Everyone I know that had Vista had this problem. Like yeah, my computer sucked at the time. However, our home desktop did not.
It was just buggy as hell. I'm not saying that my opinion is the be-all-and-end-all. Windows 7 was a better OS and I intend to stay with it as I find Windows 8 to be gimmicky and unnecessary.
For those who dislike the Start Screen arstechnica has an article covering various third party replacements. I'm tempted by StartIsBack because I wouldn't mind ditching hot corners and getting back the old Start search, before the categorisation system. On the other hand, without gadgets I need the Start Screen for some stuff, and full screen Start is better than tiny menu Start.

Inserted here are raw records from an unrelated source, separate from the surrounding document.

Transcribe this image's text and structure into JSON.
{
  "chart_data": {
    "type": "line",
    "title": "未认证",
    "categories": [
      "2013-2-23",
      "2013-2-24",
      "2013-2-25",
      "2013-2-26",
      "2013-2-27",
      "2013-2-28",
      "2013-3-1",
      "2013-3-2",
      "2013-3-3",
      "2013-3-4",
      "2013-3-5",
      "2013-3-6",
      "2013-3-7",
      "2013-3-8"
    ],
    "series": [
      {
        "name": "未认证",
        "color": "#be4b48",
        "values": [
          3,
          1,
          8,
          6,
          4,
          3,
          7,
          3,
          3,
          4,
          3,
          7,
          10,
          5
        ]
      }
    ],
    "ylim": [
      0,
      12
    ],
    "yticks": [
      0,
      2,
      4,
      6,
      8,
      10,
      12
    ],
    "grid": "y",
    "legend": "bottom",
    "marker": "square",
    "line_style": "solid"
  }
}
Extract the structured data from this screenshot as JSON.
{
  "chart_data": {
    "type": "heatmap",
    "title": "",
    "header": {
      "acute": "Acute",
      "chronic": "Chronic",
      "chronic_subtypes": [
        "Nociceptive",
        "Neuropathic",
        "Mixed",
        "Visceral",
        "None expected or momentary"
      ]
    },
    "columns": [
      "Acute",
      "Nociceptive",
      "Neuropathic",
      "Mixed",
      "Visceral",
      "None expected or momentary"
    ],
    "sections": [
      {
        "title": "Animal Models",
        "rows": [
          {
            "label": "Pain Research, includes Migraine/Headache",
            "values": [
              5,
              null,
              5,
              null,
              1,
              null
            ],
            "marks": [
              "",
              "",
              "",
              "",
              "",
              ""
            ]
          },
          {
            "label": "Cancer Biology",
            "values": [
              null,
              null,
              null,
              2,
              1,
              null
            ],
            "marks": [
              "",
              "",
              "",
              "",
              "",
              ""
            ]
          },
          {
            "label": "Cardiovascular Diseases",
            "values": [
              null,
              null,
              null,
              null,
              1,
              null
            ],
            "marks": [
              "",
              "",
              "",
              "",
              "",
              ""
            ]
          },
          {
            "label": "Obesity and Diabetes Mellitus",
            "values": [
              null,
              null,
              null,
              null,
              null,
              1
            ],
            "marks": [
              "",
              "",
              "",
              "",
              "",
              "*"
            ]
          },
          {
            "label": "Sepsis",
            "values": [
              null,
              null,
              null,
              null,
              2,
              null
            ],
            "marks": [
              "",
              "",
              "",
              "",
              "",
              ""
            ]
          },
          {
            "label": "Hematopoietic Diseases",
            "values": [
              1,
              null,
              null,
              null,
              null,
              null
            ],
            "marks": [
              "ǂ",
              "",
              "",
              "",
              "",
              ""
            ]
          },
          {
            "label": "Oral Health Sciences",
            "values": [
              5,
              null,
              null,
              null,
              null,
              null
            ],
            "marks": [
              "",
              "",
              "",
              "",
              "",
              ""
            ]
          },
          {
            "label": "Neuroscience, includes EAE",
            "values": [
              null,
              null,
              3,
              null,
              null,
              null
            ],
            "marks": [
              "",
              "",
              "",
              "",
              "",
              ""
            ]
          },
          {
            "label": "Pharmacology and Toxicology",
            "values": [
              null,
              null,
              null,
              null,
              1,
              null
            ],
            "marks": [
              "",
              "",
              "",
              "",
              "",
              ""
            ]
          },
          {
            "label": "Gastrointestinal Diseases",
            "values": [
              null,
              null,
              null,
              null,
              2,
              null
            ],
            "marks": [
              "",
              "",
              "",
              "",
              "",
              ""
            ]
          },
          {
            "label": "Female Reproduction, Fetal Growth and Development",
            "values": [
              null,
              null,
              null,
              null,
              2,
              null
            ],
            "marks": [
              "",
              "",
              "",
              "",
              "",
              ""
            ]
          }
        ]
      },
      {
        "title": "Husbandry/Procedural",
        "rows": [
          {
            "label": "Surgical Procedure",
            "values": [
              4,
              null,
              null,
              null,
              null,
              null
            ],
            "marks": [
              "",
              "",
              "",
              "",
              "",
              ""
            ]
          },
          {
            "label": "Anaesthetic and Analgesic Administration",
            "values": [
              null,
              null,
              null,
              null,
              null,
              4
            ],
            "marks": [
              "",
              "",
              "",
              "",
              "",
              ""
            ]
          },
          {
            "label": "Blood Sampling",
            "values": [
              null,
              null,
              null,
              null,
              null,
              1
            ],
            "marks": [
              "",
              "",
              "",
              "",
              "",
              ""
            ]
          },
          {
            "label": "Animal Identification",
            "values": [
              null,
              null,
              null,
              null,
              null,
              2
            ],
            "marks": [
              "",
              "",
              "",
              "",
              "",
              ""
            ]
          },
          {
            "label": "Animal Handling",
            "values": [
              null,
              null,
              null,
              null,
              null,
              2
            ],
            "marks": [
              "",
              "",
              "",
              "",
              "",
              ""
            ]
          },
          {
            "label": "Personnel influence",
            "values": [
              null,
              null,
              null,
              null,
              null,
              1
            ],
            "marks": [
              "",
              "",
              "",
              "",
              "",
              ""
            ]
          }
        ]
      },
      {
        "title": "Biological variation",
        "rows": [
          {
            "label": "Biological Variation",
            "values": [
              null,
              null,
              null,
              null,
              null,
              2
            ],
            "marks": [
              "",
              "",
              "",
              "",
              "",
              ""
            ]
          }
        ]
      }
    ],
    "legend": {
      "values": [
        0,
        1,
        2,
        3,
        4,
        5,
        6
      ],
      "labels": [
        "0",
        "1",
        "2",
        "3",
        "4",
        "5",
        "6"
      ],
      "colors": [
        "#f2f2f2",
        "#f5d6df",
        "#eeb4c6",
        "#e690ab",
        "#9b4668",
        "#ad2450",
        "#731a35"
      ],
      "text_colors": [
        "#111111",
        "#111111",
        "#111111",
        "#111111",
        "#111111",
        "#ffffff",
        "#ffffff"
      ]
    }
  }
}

So I'm trying StartIsBack (based on the arstechnica review), and apart from the fact that the installer doesn't play nice with DEP (in 2013? Fucking come on!) it's pretty much perfect. Or as perfect as Metro allows. No more tabbing between categories on the Start Screen I can selectively disable hot corners I can get my desktop peek back I have faster access to the Shutdown menu (minor, but WIN-I is damned awkward) I can still get to the Start Screen through CTRL-WIN Logging on goes straight to desktop It can be installed on a per-user basis The only downside is the desktop is still a Metro window, when what I really want are Metro apps to be windows within the desktop. As far as I know though that's impossible (in any useful sense) given the current setup.
Damnit, I thought I knew them all. I've been running across an annoying issue I haven't been able to find the root cause of. Every so often I'll get the keyboard language button appear in the taskbar offering me en-GB and en-US, except en-US isn't installed and if you go the keyboard language menu to remove it you'll see only en-GB is listed. I have to add and then remove en-US to get rid of the button. Except it comes back some days later. One more StartIsBack, you can enable the Start Screen as a Metro-only zone, so no more desktop apps cluttering up the Start Screen because they don't contain a setting as to whether their icons should be on the Start Screen or not.
Try this. Control Panel -> Language -> Advanced settings [on the left] -> Use the desktop language bar when it's available. My guess is that's gonna be checked for you right now, in which case you should uncheck it. If it is checked right now, I got no idea.
Next time it happens I'll try that. I'm pleased to say the developer of this app is very responsive. I whinged about the DEP thing, because I hate that, and it was promptly fixed. Thumbs up!
Ok, finished my upgrade weekend. Parts of the upgrade: 256GB SSD 8GB of RAM (doubling what I had in the machine) 27" monitor Windows 8/64 Pro You know that classic RCA image of the guy being blown away by his speakers? Yeah, that's me, right now. I open up Photoshop in about 1 second. Any Office app is open practically before I touch the button. Installed the Classic Start Button, and I'm a happy camper. The Metro interface is fine, but I'd have to train myself to use it, and I just don't have time for that crap.